Erstmals sind die Bezüge zu unserer Familie von Zeit zu Zeit eingeschoben, als Notizen und als Fotos. Ohne sie wäre mein Leben, wäre das Buch nicht so farbig und erlebnisreich geworden. Meiner Frau, die so verständnisvoll mein Leben begleitete, ist dieses Buch gewidmet zur Erinnerung und als Dank.

Die frühe Zeit in Vaihingen 1925

Meine Eltern habe ich in Erinnerung als redliche, ungewöhnlich fleißige, sparsame, saubere Eheleute – ein echtes schwäbisches Vorbild – von allen geachtet. Mein Vater war großzügig und alles, was zur Lebensvorsorge gehörte, förderte und unterstützte er. Alles, was zur Üppigkeit hätte führen können, schränkte er ein. Klare Grenzen wurden von ihm gesetzt. Meine Mutter war nicht nur eine perfekte Hausfrau sondern auch eine glänzende Organisatorin eines großen repräsentativen Unternehmerhaushalts. Auch sie setzte Grenzen, wenn auch mit weicheren Kanten.

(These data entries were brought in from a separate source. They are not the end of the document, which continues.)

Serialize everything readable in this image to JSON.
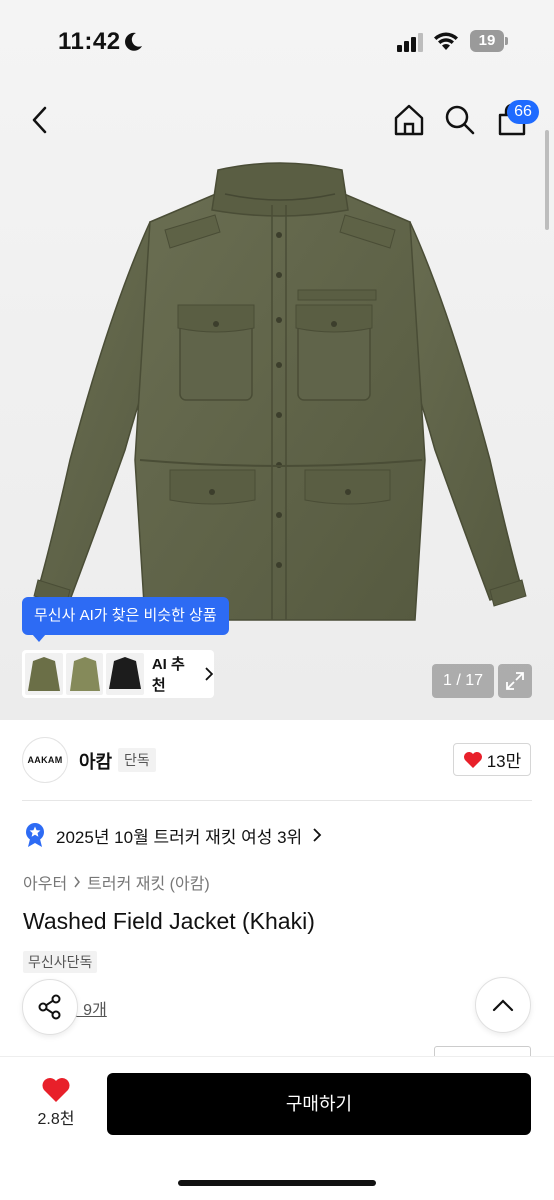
{
  "status_bar": {
    "time": "11:42",
    "battery": "19",
    "icons": [
      "moon-icon",
      "signal-icon",
      "wifi-icon",
      "battery-icon"
    ]
  },
  "nav": {
    "icons": [
      "chevron-left-icon",
      "home-icon",
      "search-icon",
      "cart-icon"
    ],
    "cart_count": "66"
  },
  "gallery": {
    "image_subject": "khaki field jacket",
    "ai_tooltip": "무신사 AI가 찾은 비슷한 상품",
    "ai_recommend_label": "AI 추천",
    "counter": "1 / 17"
  },
  "brand": {
    "logo_text": "AAKAM",
    "name": "아캄",
    "exclusive_tag": "단독",
    "like_count": "13만"
  },
  "ranking": {
    "text": "2025년 10월 트러커 재킷 여성 3위"
  },
  "category": {
    "parent": "아우터",
    "child": "트러커 재킷 (아캄)"
  },
  "product": {
    "title": "Washed Field Jacket (Khaki)",
    "tag": "무신사단독",
    "review_link": "기 9개"
  },
  "bottom_bar": {
    "like_count": "2.8천",
    "buy_label": "구매하기"
  },
  "colors": {
    "accent_blue": "#2d6bf4",
    "badge_blue": "#1f6bff",
    "like_red": "#e8202a",
    "jacket_khaki": "#5f6348",
    "buy_button": "#000000"
  }
}
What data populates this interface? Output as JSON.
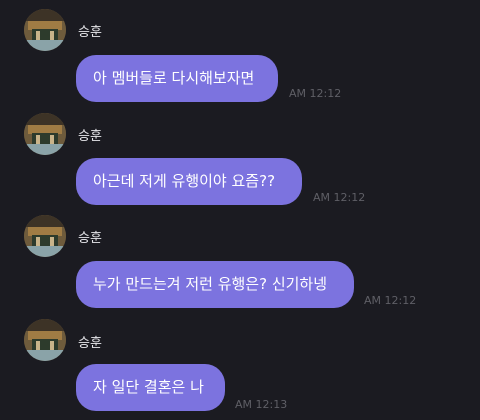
{
  "messages": [
    {
      "sender": "승훈",
      "text": "아 멤버들로 다시해보자면",
      "time": "AM 12:12",
      "avatar_icon": "profile-photo-icon"
    },
    {
      "sender": "승훈",
      "text": "아근데 저게 유행이야 요즘??",
      "time": "AM 12:12",
      "avatar_icon": "profile-photo-icon"
    },
    {
      "sender": "승훈",
      "text": "누가 만드는겨 저런 유행은? 신기하넹",
      "time": "AM 12:12",
      "avatar_icon": "profile-photo-icon"
    },
    {
      "sender": "승훈",
      "text": "자 일단 결혼은 나",
      "time": "AM 12:13",
      "avatar_icon": "profile-photo-icon"
    }
  ],
  "colors": {
    "background": "#1b1b21",
    "bubble": "#7c73df",
    "sender_text": "#e6e6ea",
    "timestamp_text": "#5f5f66"
  }
}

Unser Bruder Oskar und seine Freunde imponierten uns durch ihr Handballspiel und regten damit bei uns Sport allgemein und Leichtathletik im Besonderen an. Und unsere Schwester Ly führte mich ins alpine Skilaufen ein, regte Tennis spielen an und übte sehr geduldig am Klavier mit mir, bis zum Schülerkonzert „vierhändig“. Der Vetter Erwin Fauß lehrte mich schon in der Grundschule das Malen in Öl. Wilde Tiere, Landschaften, Häuser und Blumen waren die Objekte.

Danach in Stuttgart bis 1933

Wenige Jahre nach der Inflation baute mein Vater das Haus in der Ehrenhalde 35 in Stuttgart. Der Eckturm war eine Besonderheit, die Kuppel darauf aber war für mich Grundschüler ein Zauberwerk, das ich vom Reißboden bis zum Aufschlagen verfolgen durfte.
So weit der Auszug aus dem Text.